Der Senat hat auf Anregung von Nationalrat Anderegg und mit der wärmsten Empfehlung seines Ehrenmitgliedes, Prof. Max Huber, einstimmig beschlossen, das Postulat Anderegg dem hohen Bundesrat, bzw. dem Eidg. Politischen Departement, auf das dringendste zu empfehlen.
Das Problem der «Zones de securité», wie es von Nationalrat Anderegg postuliert auf «zeitgemäss erweiterter Grundlage», wie das Internationale Komitee des Roten Kreuzes es empfehlen möchte und in dem Drama von Albert Steffen «Märtyrer» eine packende literarische Darstellung erfahren hat, erscheint uns leider von sehr grosser Aktualität, und wir glauben zu wissen, dass weitere Kreise des In- und Auslandes sich dafür interessieren.
Wir wissen, dass Sie, hochverehrter Herr Bundesrat, und der ganze Bundesrat, diesem wichtigen Problem Ihr ganzes Interesse widmen.
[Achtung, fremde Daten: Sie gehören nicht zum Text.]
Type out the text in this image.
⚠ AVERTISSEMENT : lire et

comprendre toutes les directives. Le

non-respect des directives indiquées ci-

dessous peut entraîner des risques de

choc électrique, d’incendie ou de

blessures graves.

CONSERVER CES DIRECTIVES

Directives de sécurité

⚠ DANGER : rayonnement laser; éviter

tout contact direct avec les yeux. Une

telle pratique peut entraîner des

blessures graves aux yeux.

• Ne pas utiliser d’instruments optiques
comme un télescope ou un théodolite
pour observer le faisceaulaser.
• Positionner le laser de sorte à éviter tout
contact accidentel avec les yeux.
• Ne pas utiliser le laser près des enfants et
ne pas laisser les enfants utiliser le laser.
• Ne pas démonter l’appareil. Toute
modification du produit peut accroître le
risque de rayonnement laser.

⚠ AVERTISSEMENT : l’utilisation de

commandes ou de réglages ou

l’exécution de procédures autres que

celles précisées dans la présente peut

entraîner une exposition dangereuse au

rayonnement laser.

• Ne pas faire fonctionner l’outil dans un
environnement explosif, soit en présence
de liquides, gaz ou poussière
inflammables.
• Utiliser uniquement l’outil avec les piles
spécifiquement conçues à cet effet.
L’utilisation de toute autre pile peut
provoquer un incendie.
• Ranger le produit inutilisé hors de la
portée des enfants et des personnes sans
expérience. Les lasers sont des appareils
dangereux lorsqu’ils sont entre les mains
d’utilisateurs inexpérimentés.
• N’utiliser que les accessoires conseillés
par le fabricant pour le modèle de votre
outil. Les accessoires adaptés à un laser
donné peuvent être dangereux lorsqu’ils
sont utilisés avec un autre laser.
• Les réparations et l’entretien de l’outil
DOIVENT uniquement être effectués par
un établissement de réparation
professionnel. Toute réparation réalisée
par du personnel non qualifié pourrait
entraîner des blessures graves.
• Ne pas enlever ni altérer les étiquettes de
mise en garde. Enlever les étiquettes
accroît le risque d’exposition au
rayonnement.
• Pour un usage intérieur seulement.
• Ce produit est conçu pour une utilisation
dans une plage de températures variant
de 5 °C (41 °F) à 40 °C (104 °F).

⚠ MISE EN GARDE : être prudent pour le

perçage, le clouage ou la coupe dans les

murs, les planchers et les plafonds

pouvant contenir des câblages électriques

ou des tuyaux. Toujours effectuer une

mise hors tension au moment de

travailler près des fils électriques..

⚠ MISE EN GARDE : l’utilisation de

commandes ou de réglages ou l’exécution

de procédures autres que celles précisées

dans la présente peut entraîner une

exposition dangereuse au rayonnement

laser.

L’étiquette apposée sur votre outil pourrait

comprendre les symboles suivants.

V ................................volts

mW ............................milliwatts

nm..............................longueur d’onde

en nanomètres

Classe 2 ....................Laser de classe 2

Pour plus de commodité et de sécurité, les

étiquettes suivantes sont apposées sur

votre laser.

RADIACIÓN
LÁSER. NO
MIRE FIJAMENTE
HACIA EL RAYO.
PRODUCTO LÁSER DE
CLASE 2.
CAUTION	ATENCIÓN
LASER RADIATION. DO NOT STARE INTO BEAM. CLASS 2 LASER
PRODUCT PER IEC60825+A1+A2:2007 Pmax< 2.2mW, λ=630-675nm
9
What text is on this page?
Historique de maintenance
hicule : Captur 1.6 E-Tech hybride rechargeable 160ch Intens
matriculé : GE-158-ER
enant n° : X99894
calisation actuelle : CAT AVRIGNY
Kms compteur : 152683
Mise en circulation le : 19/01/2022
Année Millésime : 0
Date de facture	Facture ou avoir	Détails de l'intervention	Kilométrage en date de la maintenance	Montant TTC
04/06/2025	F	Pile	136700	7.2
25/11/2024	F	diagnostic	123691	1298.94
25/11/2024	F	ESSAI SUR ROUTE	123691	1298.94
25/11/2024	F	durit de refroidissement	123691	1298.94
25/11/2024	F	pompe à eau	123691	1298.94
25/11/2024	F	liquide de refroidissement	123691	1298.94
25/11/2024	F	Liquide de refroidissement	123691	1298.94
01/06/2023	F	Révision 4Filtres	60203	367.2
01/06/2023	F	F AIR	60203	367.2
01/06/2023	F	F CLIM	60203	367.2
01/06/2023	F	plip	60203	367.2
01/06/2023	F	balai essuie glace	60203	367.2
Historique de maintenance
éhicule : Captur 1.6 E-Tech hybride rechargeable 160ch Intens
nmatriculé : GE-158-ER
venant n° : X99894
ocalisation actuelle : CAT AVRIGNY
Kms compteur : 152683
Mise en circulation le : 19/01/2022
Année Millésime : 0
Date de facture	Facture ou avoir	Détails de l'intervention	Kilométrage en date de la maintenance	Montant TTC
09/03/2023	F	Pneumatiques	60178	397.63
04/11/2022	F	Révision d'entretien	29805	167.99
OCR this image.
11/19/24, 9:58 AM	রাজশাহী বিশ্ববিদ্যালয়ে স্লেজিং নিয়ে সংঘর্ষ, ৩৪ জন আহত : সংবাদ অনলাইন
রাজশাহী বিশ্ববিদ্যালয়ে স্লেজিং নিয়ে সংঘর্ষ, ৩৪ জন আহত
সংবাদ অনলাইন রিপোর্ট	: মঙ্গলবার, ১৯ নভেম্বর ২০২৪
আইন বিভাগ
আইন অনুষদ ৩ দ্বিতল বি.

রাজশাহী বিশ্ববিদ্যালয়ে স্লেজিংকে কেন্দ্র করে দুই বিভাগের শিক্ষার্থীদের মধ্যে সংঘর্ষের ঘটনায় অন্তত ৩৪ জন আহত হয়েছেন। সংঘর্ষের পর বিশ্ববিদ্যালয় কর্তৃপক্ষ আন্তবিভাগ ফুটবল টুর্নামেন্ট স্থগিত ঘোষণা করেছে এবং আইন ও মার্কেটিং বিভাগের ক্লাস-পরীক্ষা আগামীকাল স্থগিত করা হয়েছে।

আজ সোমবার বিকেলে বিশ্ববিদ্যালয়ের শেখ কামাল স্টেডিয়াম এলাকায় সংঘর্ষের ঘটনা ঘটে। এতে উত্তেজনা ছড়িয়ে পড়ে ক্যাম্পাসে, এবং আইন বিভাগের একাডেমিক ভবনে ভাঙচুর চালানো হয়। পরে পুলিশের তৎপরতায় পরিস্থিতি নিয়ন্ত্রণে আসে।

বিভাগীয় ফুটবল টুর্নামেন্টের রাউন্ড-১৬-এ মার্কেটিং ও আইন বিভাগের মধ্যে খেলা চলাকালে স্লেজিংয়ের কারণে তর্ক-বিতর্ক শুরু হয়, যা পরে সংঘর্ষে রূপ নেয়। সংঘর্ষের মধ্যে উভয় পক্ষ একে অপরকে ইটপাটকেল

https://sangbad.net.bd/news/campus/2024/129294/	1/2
Wir möchten es dennoch nicht nur empfehlen, sondern Ihnen auch auf das herzlichste dafür danken, dass Sie die grosse Sache angelegentlich fördern werden.
Mit hochachtungsvollen Grüssen
Ihre sehr ergebenen
Für die Schweizerische Akademie der Medizinischen Wissenschaften
Der Präsident: Der Generalsekretär:
Prof. Dr. C. Wegelin. Prof. Dr. A. Gigon.
(Auch enthalten in: Brennende Probleme [1956], S. 27ff.; Hinweise und Studien zum Lebenswerk von Albert Steffen, Heft 8/9, Michaeli 1990, S. 65ff.)